For centuries, apprentices have learned from masters of their craft, taking instruction and watching them closely to gain their skills and expertise before eventually that precious knowledge is passed to the next generation.
It is a tradition CLP has enthusiastically embraced. But in an era of rapid technological advances and a highly sophisticated customer marketplace, apprenticeships have evolved to combine mentorship with the best possible classroom training.
CLP launched the CLP Power Academy last year to provide vocational training to the general public. Its goal is to become a world-class professional training institution, offering high quality and recognised training programmes for people who want to pursue a career in the power industry.
Separately, the Power Academy, which focuses on providing technical, safety and management training for CLP staff and contractors, has grown out of the Training School which began teaching CLP apprentices in Shum Shui Po more than half a century ago.
“The Training School was our Shaolin Temple,” says Deputy Director of Engineering Training and Development Kwan Chung Ming (CM). “Over the years, I have probably worked under the tutelage of 30 to 40 masters.
“We usually learned a certain skill at the Training School and would then practise it when we were on our duties. Our masters would correct our mistakes and show us how to improve.
“This is how we became very good at what we do. We perfected our craft through repeated learning and practice, and this contributes to the reliability and efficiency of our systems.”
In the past, apprenticeship programmes focused exclusively on skills transfer. Nowadays, where the need of the electrical and mechanical engineering field for 2,000 new recruits a year is usually only half met, the curriculum at the Power Academy has also been expanded to include soft skills such as career planning and relationship management to broaden students’ prospects and help retention.

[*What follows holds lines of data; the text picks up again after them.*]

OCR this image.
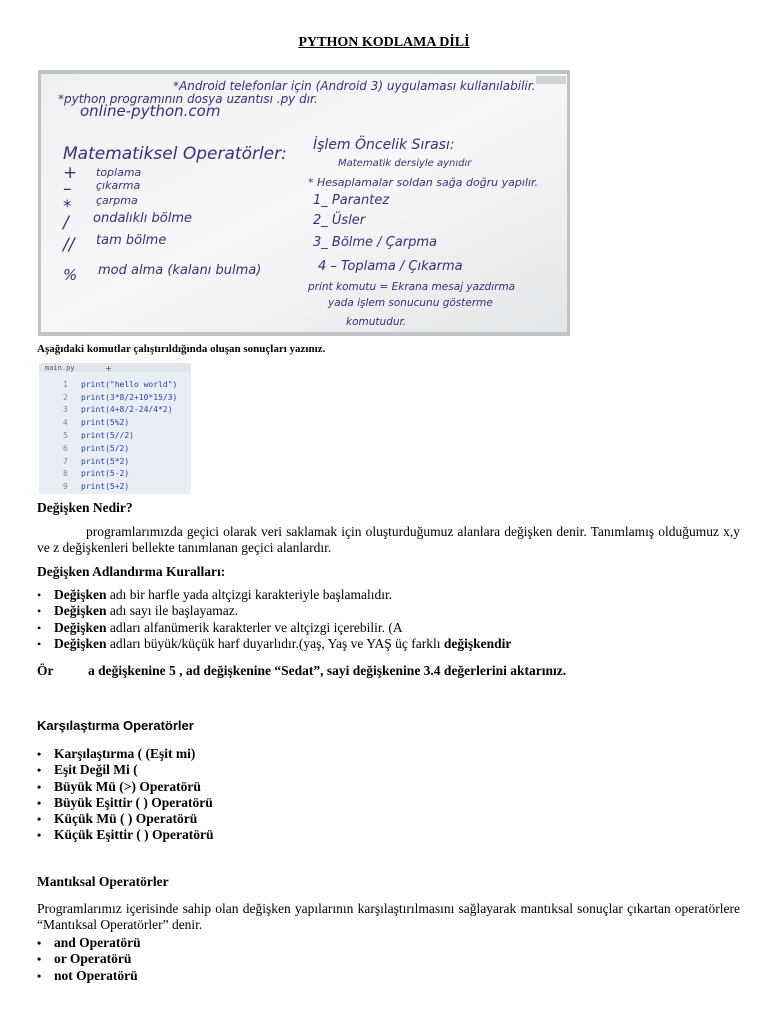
PYTHON KODLAMA DİLİ
*Android telefonlar için (Android 3) uygulaması kullanılabilir.
*python programının dosya uzantısı .py dır.
online-python.com
Matematiksel Operatörler:
+ toplama
– çıkarma
* çarpma
/ ondalıklı bölme
// tam bölme
% mod alma (kalanı bulma)
İşlem Öncelik Sırası:
Matematik dersiyle aynıdır
* Hesaplamalar soldan sağa doğru yapılır.
1_ Parantez
2_ Üsler
3_ Bölme / Çarpma
4 – Toplama / Çıkarma
print komutu = Ekrana mesaj yazdırma
yada işlem sonucunu gösterme
komutudur.
Aşağıdaki komutlar çalıştırıldığında oluşan sonuçları yazınız.
main.py	+
1 print("hello world")
2 print(3*8/2+10*15/3)
3 print(4+8/2-24/4*2)
4 print(5%2)
5 print(5//2)
6 print(5/2)
7 print(5*2)
8 print(5-2)
9 print(5+2)
Değişken Nedir?
programlarımızda geçici olarak veri saklamak için oluşturduğumuz alanlara değişken denir. Tanımlamış olduğumuz x,y ve z değişkenleri bellekte tanımlanan geçici alanlardır.
Değişken Adlandırma Kuralları:
• Değişken adı bir harfle yada altçizgi karakteriyle başlamalıdır.
• Değişken adı sayı ile başlayamaz.
• Değişken adları alfanümerik karakterler ve altçizgi içerebilir. (A
• Değişken adları büyük/küçük harf duyarlıdır.(yaş, Yaş ve YAŞ üç farklı değişkendir
Ör	a değişkenine 5 , ad değişkenine “Sedat”, sayi değişkenine 3.4 değerlerini aktarınız.
Karşılaştırma Operatörler
• Karşılaştırma ( (Eşit mi)
• Eşit Değil Mi (
• Büyük Mü (>) Operatörü
• Büyük Eşittir ( ) Operatörü
• Küçük Mü ( ) Operatörü
• Küçük Eşittir ( ) Operatörü
Mantıksal Operatörler
Programlarımız içerisinde sahip olan değişken yapılarının karşılaştırılmasını sağlayarak mantıksal sonuçlar çıkartan operatörlere “Mantıksal Operatörler” denir.
• and Operatörü
• or Operatörü
• not Operatörü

The Power Academy also invites past graduates of the Training School to be mentors to provide students with counselling and advice and help them adapt to the new learning and working environment.
As Hong Kong accelerates its infrastructure development in recent years, the electrical and mechanical industry has provided a pathway to success for many young people like Au Wai Man, a senior tradesman with CLP who only three years ago was drifting from job to job. A secondary three school leaver, he worked as a waiter and a salesman.
“I would earn about $10,000 a month but I often gave up after working for a while, realising the job was not suitable for me," he recalls.
Ah Man found his direction when his father, a welder with CLP, got his son an apprenticeship at a friend’s company. “Welding is tough and you are covered in sweat and dirt after a hard day’s work. But it's a professional trade and I know I can become a master welder if I work hard at it,” he says.
Ah Man successfully applied for his father’s job at CLP when he retired. Helped by the stable work environment and support of the company, he enrolled in a number of Vocational Training Council courses to improve his skills and knowledge.
“Other companies rarely send their welders to take courses, but CLP encourages us to pursue further studies,” he says. “I’m fortunate to have had the chance to become a welder thanks to my father, and I know if I work hard, I will succeed.”
Diana Leung is currently a student of the CLP Power Academy. She had worked in textile printing and dyeing, but became disillusioned and successfully applied for a job in safety work at CLP.
“My friends wondered why I changed career, but I felt the textile work was rather dull. I wanted to learn new things and develop in different areas while I was young,” she says. “I believe women have more room to develop in the power industry, whereas the textile industry has more limitations.” Diana now has her sights set on becoming an engineer.
To Man Chun, who left school after secondary three and worked in catering industry, also wanted to find a lifelong career while he was still young. Even though he qualified as a Japanese sushi chef after eight years in the business, he took the plunge and signed up for the CLP Apprentice Training Programme two years ago.
Man Chun found the career opportunities in catering limited and long working hours left him little time for his family. “The apprenticeship programme has a clear direction for development, and the job is stable, allowing me to develop my career,” he says. “I want to learn a specialty while I am young and develop my potential so I can contribute to society.”
Both the CLP Power Academy and Power Academy are responding to the changing needs of their students in supporting them with the most up-to-date training methods.
“Young people of different generations have different problems,” CM says. “In the past, I had to fight hard for opportunities.
“Nowadays, society has high expectations on young people in terms of learning. Our programmes not only focus on technology and practical skills, but also on building students’ confidence and helping them to climb the social ladder.”